From a turf professional’s perspective, the Conklin Players Club might be the Elysian Fields, the paradise reserved for heroes in ancient Greek mythology. The site encompasses a bit more than 170 acres, including four acres of putting surfaces, 5½ acres of teeing grounds, and 30 acres of approaches and fairways, all of which are bentgrass. The crew also mows 80 acres of bluegrass/fescue rough.
As part of a family-owned and -managed operation, Brown does not answer to a board of directors, a club president or a green chair. Nor does he have to concern himself with things like budget meetings.
“We don’t have a budget at the beginning of the year,” he says. “I haven’t done a budget in 20 years. I know what my costs are, generally, on average. But (the figure) changes, just like it does for everyone. We put what is needed into the golf course. If it’s needed, we do it. We have that luxury.”
In fact, it’s not uncommon for Brown and Rickard to amend the budget during an on-course discussion. Brown says that being part of a family business brings its own satisfactions, as well as a sense of responsibility. “Everybody knows it’s our product. Everybody knows who’s responsible for the conditions,” he says. “There’s no entity other than us.”
Brown’s staff maxes out at 12 at the height of the season, including himself. Six are full-timers, the other six work 15 to 18 hours each week as mowers. The team has become more efficient with the passage of time. “We’ve learned a lot to be more efficient, to be able to mow all of this and be off the course by 9:30 in the morning,” he says. “It takes a while to figure out how to do that.”
Theresa Rickard had to learn how to oversee the inside operation and do it on the fly.
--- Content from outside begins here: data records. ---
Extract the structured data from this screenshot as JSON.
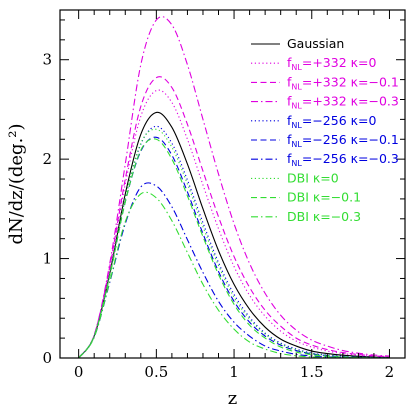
{
  "chart_data": {
    "type": "line",
    "xlabel": "z",
    "ylabel": "dN/dz/(deg.²)",
    "xlim": [
      -0.12,
      2.1
    ],
    "ylim": [
      0,
      3.5
    ],
    "xticks": [
      0,
      0.5,
      1,
      1.5,
      2
    ],
    "xtick_labels": [
      "0",
      "0.5",
      "1",
      "1.5",
      "2"
    ],
    "yticks": [
      0,
      1,
      2,
      3
    ],
    "ytick_labels": [
      "0",
      "1",
      "2",
      "3"
    ],
    "grid": false,
    "legend_position": "top-right",
    "x": [
      0,
      0.1,
      0.2,
      0.3,
      0.4,
      0.5,
      0.6,
      0.7,
      0.8,
      0.9,
      1.0,
      1.1,
      1.2,
      1.3,
      1.4,
      1.5,
      1.6,
      1.7,
      1.8,
      1.9,
      2.0
    ],
    "series": [
      {
        "name": "Gaussian",
        "label_parts": [
          "Gaussian"
        ],
        "color": "#000000",
        "dash": "solid",
        "values": [
          0,
          0.22,
          0.85,
          1.65,
          2.25,
          2.47,
          2.32,
          1.95,
          1.5,
          1.08,
          0.74,
          0.49,
          0.31,
          0.19,
          0.12,
          0.07,
          0.045,
          0.028,
          0.017,
          0.01,
          0.006
        ]
      },
      {
        "name": "f_NL=+332 κ=0",
        "label_parts": [
          "f",
          "NL",
          "=+332  κ=0"
        ],
        "color": "#e000e0",
        "dash": "dotted",
        "values": [
          0,
          0.23,
          0.9,
          1.75,
          2.43,
          2.69,
          2.57,
          2.2,
          1.74,
          1.3,
          0.92,
          0.63,
          0.42,
          0.27,
          0.17,
          0.11,
          0.07,
          0.045,
          0.028,
          0.018,
          0.011
        ]
      },
      {
        "name": "f_NL=+332 κ=-0.1",
        "label_parts": [
          "f",
          "NL",
          "=+332  κ=−0.1"
        ],
        "color": "#e000e0",
        "dash": "dashed",
        "values": [
          0,
          0.23,
          0.92,
          1.8,
          2.53,
          2.82,
          2.72,
          2.35,
          1.88,
          1.42,
          1.02,
          0.71,
          0.48,
          0.32,
          0.2,
          0.13,
          0.085,
          0.055,
          0.035,
          0.022,
          0.014
        ]
      },
      {
        "name": "f_NL=+332 κ=-0.3",
        "label_parts": [
          "f",
          "NL",
          "=+332  κ=−0.3"
        ],
        "color": "#e000e0",
        "dash": "dashdot",
        "values": [
          0,
          0.23,
          0.95,
          1.95,
          2.95,
          3.4,
          3.35,
          2.95,
          2.4,
          1.85,
          1.35,
          0.95,
          0.65,
          0.43,
          0.28,
          0.18,
          0.12,
          0.075,
          0.048,
          0.03,
          0.019
        ]
      },
      {
        "name": "f_NL=-256 κ=0",
        "label_parts": [
          "f",
          "NL",
          "=−256  κ=0"
        ],
        "color": "#0000e0",
        "dash": "dotted",
        "values": [
          0,
          0.22,
          0.84,
          1.6,
          2.15,
          2.33,
          2.16,
          1.79,
          1.36,
          0.96,
          0.64,
          0.41,
          0.25,
          0.15,
          0.09,
          0.05,
          0.03,
          0.018,
          0.01,
          0.006,
          0.003
        ]
      },
      {
        "name": "f_NL=-256 κ=-0.1",
        "label_parts": [
          "f",
          "NL",
          "=−256  κ=−0.1"
        ],
        "color": "#0000e0",
        "dash": "dashed",
        "values": [
          0,
          0.22,
          0.83,
          1.57,
          2.08,
          2.22,
          2.04,
          1.67,
          1.25,
          0.87,
          0.57,
          0.36,
          0.22,
          0.13,
          0.075,
          0.042,
          0.024,
          0.013,
          0.007,
          0.004,
          0.002
        ]
      },
      {
        "name": "f_NL=-256 κ=-0.3",
        "label_parts": [
          "f",
          "NL",
          "=−256  κ=−0.3"
        ],
        "color": "#0000e0",
        "dash": "dashdot",
        "values": [
          0,
          0.21,
          0.76,
          1.35,
          1.72,
          1.73,
          1.52,
          1.19,
          0.86,
          0.57,
          0.36,
          0.22,
          0.12,
          0.07,
          0.037,
          0.019,
          0.01,
          0.005,
          0.003,
          0.001,
          0.001
        ]
      },
      {
        "name": "DBI κ=0",
        "label_parts": [
          "DBI  κ=0"
        ],
        "color": "#33dd33",
        "dash": "dotted",
        "values": [
          0,
          0.22,
          0.84,
          1.61,
          2.16,
          2.3,
          2.12,
          1.75,
          1.32,
          0.93,
          0.61,
          0.39,
          0.24,
          0.14,
          0.08,
          0.045,
          0.025,
          0.014,
          0.008,
          0.004,
          0.002
        ]
      },
      {
        "name": "DBI κ=-0.1",
        "label_parts": [
          "DBI  κ=−0.1"
        ],
        "color": "#33dd33",
        "dash": "dashed",
        "values": [
          0,
          0.22,
          0.83,
          1.57,
          2.09,
          2.2,
          2.0,
          1.63,
          1.22,
          0.84,
          0.54,
          0.33,
          0.2,
          0.11,
          0.06,
          0.033,
          0.018,
          0.009,
          0.005,
          0.002,
          0.001
        ]
      },
      {
        "name": "DBI κ=-0.3",
        "label_parts": [
          "DBI  κ=−0.3"
        ],
        "color": "#33dd33",
        "dash": "dashdot",
        "values": [
          0,
          0.21,
          0.77,
          1.37,
          1.65,
          1.61,
          1.38,
          1.06,
          0.74,
          0.48,
          0.29,
          0.16,
          0.09,
          0.045,
          0.022,
          0.011,
          0.005,
          0.002,
          0.001,
          0.0005,
          0.0002
        ]
      }
    ]
  }
}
The club didn’t hire a golf professional, Ryan Evans, until October 2017. But she approached the task with a sense of resolve. “I didn’t really know how to run this place,” she recalls. “I’d never run a golf course but I’m the type of person, … give me something, I’ll do it, I’ll get it done.”
Over time, Theresa evolved into a combination of general manager, shop manager and travel agent, working with hotels and other courses in the area to create stay-and-play packages. Conklin attracts golfers from a vast geographic footprint. Apart from the local play that predominates during the week, the club regularly attracts visitors from Albany, two and a half hours to the northeast; the Philadelphia area and the Lehigh Valley in Pennsylvania, three to four hours due south; and, before the start of the pandemic, from Canada, as the border is roughly 160 miles to the north.
At the peak of the golf boom, the club hosted as many as 38,000 rounds each year. In that era, the tee sheet was full from 6 a.m. until 3 p.m. In recent years, the figure has been closer to 25,000 rounds.
Brown says that size and makeup of the club’s visitor/customer base speaks to how highly it is regarded not just in New York State, but elsewhere. “That’s the reputation we’ve got and how much people enjoy it,” he says. “That’s what we’re here for, to make sure people enjoy their round of golf. We get a lot of repeat players from a long ways away.”
Rick Rickard is justifiably proud of what he and his family have accomplished. The golf course, which maxes out at 6,772 yards with a par of 72, has evolved, as golf courses do. Green complexes have been reconfigured and rebuilt, trees have been removed.
Even after more than three decades, Rickard is likely to be found on the golf course mowing. As proud as he is of what he has created at Conklin, he arguably takes the most satisfaction from the way he’s gone about it.
“I built something that’s on the map,” he says. “It’s not like you just did a job and nobody cares about it. If I want to add a tee, I get my bulldozer out and I go build a tee. I don’t ask anybody. I still have all the equipment I had when I built this place.”